The Snowflake node.js driver provides a default credential manager, which uses a local JSON file to store the credentials. When no credential manager is explicitly configured, the driver will use this default credential manager.

If you prefer not to use the default credential manager, you can create a custom credential manager. A custom credential manager must meet the following requirements:

It must minimally contain read, write, and remove functions. You can include other functions as well.
It must be an object data type.

The following example shows a template for minimal custom credential manager.

const sampleCustomManager = {
  read: function (key) {
  //(do something with the key)
    return token;
  },
  write: function (key, token) {
  //(do something with the key and token)
  },
  remove: function (key) {
    //(do something with the key)
  }
};

Copy

After completing your custom credential manager, you can configure it for the driver in the snowflake.configure() method, as shown. This example reflects MFA tokens, though you can also create custom credential managers for SSO tokens.

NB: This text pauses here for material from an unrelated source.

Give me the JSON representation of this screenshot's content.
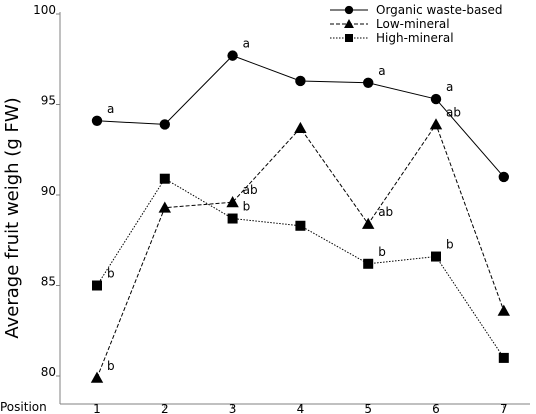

const myCredentialManager = require('<your custom credential manager module>')
const snowflake = require('snowflake-sdk');

snowflake.configure({
  customCredentialManager: myCredentialManager
})

const connection = snowflake.createConnection({
  account: process.env.SNOWFLAKE_TEST_ACCOUNT,
  database: process.env.SNOWFLAKE_TEST_DATABASE,
  schema: process.env.SNOWFLAKE_TEST_SCHEMA,
  warehouse: process.env.SNOWFLAKE_TEST_WAREHOUSE,
  authenticator: 'USERNAME_PASSWORD_MFA',
  clientRequestMFAToken: true,
});

Copy

Although the Snowflake Node.js driver provides a plugin-like interface to implement and use custom credential managers, Snowflake is not responsible for creating, implementing, or supporting custom credential managers for the customers.